German aerospace engineer

Johannes Winkler (29 May 1897 – 27 December 1947) was a German rocket pioneer who co-founded with Max Valier of Opel RAK the first German rocket society "Verein für Raumschiffahrt" and launched, after Friedrich Wilhelm Sander's successful Opel RAK liquid-rocket launches in 1929, one of the first successful liquid-fuelled rocket in Europe.

In 1915 during World War I, he joined the German army and was wounded in action the following year, leading to a lengthy hospitalisation. After his recovery, he studied as a machinist at the Danzig technical college and found a job at Junkers.

On 5 July 1927, he was one of the founders the Verein für Raumschiffahrt (VfR – "Spaceflight Society"). He also was the society's first president and editor of the VfR's Die Rakete journal.

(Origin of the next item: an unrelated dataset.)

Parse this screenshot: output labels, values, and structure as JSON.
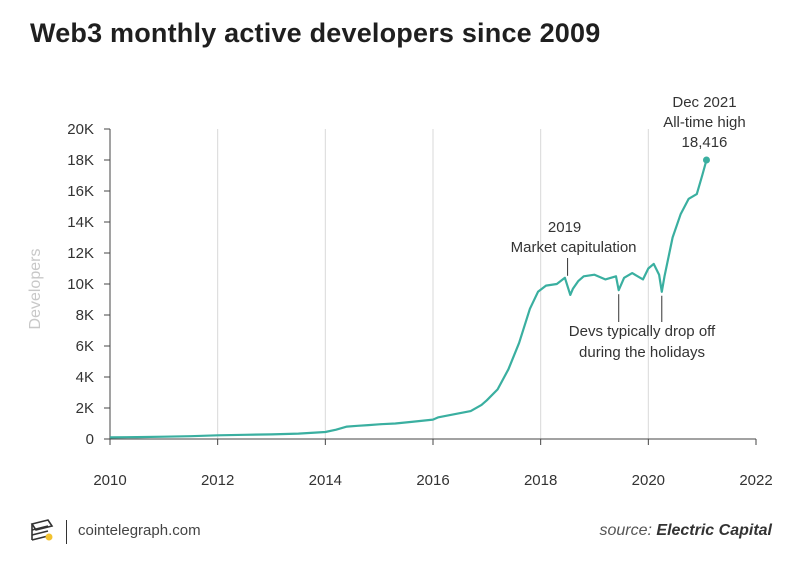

On 14 March 1931 at 4:45 pm, he launched the Hückel-Winkler I (HW-I) at the Gross Kühnau drill field near Dessau. According to his account, it was planned to reach an altitude of 500 meters, but it turned and flew horizontally, landing 200 meters from the pad. The maximum altitude of the rocket was not recorded. It was powered by liquid oxygen and liquid methane.

Eighteen months after the HW-I flight, Winkler launched the HW-II on 6 October 1932 in a public demonstration, which included invited officials from the Königsberg council. Unfortunately, the rocket exploded within seconds of ignition because of a faulty fuel valve.

Winkler designed a number of other rockets and JATO units for Junkers and then a government aviation research institute, but none left the drawing board.

==Honours==
The Winkler crater, a small impact crater on the far side of the Moon, is named after Johannes Winkler.